24 Ekim 2015 Cumartesi

'Ortadoğu Birliği'ne karşı küresel terör tuzağı

Seçime sayılı günler kala miting trafiği de hızlandı. Liderler, her gün 2-3 şehre giderek kitlelere seslenip, yeni dönem stratejilerini halka anlatıyorlar. Önceki gün AK Parti Genel Başkanı ve Başbakan Ahmet Davutoğlu’nun Şanlıurfa mitinginin ardından yaptığımız uzun sohbete Maliye Bakanı Mehmet Şimşek ve Çalışma ve Sosyal Güvenlik eski Bakanı Faruk Çelik de iştirak etti. Burada ekonomik anlamda derin ve kapsamlı bir sunum yapan Davutoğlu, “Ekonomik altyapısı olmayan siyasetçi, siyaset altyapısı olmayan ekonomistin başarılı olma şansı az” dedi. 
Türkiye'yi bir ağaca benzetti 
Ve sözü “Türkiye’deki istikrarı” hedef alan küresel güçlere getirdi: "Türkiye öyle bir ağaç ki o ağaç kurumaya yüz tutsa dibine bir parça su verirler. Ama ağaç büyüyüp, gümrahlaşsa bu sefer dallarını keserler.” Davutoğlu, belli çevrelerce oluşturulmaya çalışılan ‘Türkiye algısı’yla ilgili olarak şunları söyledi: “Biz statükoyu korumuyoruz, statükoyu zorluyoruz. Onun için rahatsız ediyoruz. Zorlamasak da bu işler olmayacak. Kendimize bir alan açıyoruz. O zaman bu ‘Türkler fazla oluyor’ diyorlar. Kimse kusura bakmasın, ‘fazla olmaya’ devam edeceğiz." 
Araya girip sorduk: “Kimler rahatsız?” 
Davutoğlu şöyle yanıt verdi: “Arap baharının arkasındakilere baktığınızda kimlerin rahatsız olduğunu net görürsünüz.” 
ORTADOĞU’YU BİRLEŞTİRECEKTİK 
Ve sözü 3 Ekim 2010’da Lazkiye’de gerçekleştirilen Türkiye-Suriye ortak kabine toplantısına getirdi: 
“O toplantının gündem maddelerinden biri de Türkiye ve Suriye arasındaki modelin Ürdün ile Lübnan’ı da içine alıp 4 ülkeli Levant ortak pazarını kurmaktı. Eğer bu hayata geçseydi; Beyrut bizim yatırımcılarımız için bir liman olacak, Ürdünlülerle birlikte Akabe’de bir organize sanayi bölgesi kuracaktık.
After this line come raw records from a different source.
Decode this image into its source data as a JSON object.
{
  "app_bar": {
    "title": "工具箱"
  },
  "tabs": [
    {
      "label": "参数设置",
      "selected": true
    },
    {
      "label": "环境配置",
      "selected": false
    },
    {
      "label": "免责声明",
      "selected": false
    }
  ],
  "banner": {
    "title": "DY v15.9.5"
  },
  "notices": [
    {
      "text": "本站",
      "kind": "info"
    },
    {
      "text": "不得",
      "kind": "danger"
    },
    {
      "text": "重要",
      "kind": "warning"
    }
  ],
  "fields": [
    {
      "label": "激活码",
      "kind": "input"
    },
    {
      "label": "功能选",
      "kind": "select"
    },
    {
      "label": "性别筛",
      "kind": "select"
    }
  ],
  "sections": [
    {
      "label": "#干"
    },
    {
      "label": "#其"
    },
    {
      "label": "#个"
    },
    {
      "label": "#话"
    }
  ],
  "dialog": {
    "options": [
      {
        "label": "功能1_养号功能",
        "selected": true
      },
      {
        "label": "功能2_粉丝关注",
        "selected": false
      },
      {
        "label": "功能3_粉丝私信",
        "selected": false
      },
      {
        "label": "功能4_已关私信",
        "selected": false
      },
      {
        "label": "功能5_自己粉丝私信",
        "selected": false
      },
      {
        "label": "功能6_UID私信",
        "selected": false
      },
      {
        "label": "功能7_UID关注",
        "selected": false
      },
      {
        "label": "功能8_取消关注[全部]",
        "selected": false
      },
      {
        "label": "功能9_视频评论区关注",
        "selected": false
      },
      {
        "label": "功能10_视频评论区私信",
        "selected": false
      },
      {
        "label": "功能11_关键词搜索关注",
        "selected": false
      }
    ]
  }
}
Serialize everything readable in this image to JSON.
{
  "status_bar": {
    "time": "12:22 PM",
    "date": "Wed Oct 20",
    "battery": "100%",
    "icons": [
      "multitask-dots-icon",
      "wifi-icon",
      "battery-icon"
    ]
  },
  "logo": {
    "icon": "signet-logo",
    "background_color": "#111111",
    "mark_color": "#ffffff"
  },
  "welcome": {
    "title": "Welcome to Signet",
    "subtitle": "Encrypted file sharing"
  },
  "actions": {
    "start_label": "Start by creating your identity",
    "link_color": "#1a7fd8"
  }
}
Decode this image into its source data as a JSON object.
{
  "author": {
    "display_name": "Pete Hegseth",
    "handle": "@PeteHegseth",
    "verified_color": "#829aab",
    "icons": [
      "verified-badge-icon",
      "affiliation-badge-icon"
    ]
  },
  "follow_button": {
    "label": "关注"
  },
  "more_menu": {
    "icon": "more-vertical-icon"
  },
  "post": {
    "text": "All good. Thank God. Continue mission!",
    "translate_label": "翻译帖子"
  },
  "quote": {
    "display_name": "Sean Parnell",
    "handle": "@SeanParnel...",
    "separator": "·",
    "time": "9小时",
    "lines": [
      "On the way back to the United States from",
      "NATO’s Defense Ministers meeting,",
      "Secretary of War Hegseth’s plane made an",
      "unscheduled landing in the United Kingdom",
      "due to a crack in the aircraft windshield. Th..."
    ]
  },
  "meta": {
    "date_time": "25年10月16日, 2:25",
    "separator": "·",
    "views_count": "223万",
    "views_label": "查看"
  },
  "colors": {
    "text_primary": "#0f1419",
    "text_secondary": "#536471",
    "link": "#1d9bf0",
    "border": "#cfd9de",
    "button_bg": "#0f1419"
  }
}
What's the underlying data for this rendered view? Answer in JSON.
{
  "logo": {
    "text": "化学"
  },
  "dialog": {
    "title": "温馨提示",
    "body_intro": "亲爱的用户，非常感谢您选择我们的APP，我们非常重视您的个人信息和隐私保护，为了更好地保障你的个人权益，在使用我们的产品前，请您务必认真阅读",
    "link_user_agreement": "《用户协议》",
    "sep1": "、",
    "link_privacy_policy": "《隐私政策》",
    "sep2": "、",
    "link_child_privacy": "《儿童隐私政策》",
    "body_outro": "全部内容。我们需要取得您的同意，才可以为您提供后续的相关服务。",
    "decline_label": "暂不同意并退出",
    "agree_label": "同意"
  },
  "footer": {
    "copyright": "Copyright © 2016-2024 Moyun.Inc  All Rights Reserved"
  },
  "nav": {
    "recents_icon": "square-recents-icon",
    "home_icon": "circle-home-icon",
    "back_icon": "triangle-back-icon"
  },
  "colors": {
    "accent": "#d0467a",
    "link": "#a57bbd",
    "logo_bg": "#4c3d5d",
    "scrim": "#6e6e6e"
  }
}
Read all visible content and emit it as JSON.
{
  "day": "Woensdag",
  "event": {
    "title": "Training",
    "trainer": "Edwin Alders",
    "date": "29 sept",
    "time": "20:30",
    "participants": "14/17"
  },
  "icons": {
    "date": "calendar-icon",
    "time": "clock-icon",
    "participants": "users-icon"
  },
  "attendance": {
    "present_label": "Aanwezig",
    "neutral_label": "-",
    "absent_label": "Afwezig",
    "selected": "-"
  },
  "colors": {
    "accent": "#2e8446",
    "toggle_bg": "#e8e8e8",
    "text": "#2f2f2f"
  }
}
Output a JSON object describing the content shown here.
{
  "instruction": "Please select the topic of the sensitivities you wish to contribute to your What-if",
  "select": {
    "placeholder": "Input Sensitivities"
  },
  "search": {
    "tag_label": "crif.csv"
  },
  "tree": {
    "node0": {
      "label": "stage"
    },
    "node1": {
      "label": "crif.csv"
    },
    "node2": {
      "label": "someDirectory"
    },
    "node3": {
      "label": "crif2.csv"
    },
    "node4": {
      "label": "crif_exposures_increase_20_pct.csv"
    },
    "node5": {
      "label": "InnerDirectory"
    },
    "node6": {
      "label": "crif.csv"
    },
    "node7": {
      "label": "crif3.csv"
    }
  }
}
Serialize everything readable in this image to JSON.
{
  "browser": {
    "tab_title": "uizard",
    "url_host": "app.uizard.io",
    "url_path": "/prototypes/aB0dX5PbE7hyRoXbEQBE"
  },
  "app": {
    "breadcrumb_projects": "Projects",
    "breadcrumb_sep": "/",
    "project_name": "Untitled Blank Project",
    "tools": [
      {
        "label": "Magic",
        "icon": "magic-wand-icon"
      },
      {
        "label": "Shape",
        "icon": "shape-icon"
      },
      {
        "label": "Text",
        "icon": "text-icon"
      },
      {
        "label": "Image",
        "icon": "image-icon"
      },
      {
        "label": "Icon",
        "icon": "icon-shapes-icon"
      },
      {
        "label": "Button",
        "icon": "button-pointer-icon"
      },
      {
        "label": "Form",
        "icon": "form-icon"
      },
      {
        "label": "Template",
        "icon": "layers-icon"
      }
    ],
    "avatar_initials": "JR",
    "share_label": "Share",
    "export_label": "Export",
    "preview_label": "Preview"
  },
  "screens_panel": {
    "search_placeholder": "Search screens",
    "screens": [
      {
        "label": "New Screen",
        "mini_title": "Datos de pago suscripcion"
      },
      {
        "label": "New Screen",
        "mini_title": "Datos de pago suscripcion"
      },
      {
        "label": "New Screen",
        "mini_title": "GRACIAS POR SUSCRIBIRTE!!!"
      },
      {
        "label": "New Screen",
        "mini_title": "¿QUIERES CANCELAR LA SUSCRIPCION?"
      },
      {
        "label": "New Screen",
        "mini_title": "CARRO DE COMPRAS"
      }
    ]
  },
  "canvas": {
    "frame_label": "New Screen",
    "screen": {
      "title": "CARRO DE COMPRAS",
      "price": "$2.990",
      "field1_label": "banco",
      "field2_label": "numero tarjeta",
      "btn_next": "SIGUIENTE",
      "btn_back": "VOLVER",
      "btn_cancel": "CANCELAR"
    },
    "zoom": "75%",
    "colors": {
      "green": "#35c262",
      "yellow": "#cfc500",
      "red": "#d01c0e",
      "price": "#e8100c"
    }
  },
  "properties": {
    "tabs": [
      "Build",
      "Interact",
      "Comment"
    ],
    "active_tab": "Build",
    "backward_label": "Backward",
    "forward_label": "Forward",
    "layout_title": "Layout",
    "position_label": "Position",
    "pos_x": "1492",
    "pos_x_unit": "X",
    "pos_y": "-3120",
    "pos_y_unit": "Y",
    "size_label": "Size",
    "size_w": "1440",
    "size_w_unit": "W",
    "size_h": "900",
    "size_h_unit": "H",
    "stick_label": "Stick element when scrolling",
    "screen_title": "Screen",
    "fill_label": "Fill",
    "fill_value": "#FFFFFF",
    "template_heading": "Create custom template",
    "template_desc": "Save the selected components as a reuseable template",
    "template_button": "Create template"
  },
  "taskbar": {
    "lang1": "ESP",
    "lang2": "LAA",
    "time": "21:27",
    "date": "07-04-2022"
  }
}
Gaziantep’ten Şam’a hızlı tren projemiz hayata geçecekti. Irak da daha sonra 'biz de katılalım' diye müracaatta bulundu. Bu birlikteliğin para biriminin de Türk Lirası (TL) olması üzerinde anlaşmaya yakındık. Bu durduruldu. Irak ve Suriye’de aynı hat üzerinde DAEŞ ve Şii milisler ortaya çıktı. Böylece Türkiye’nin önünü kestiler. 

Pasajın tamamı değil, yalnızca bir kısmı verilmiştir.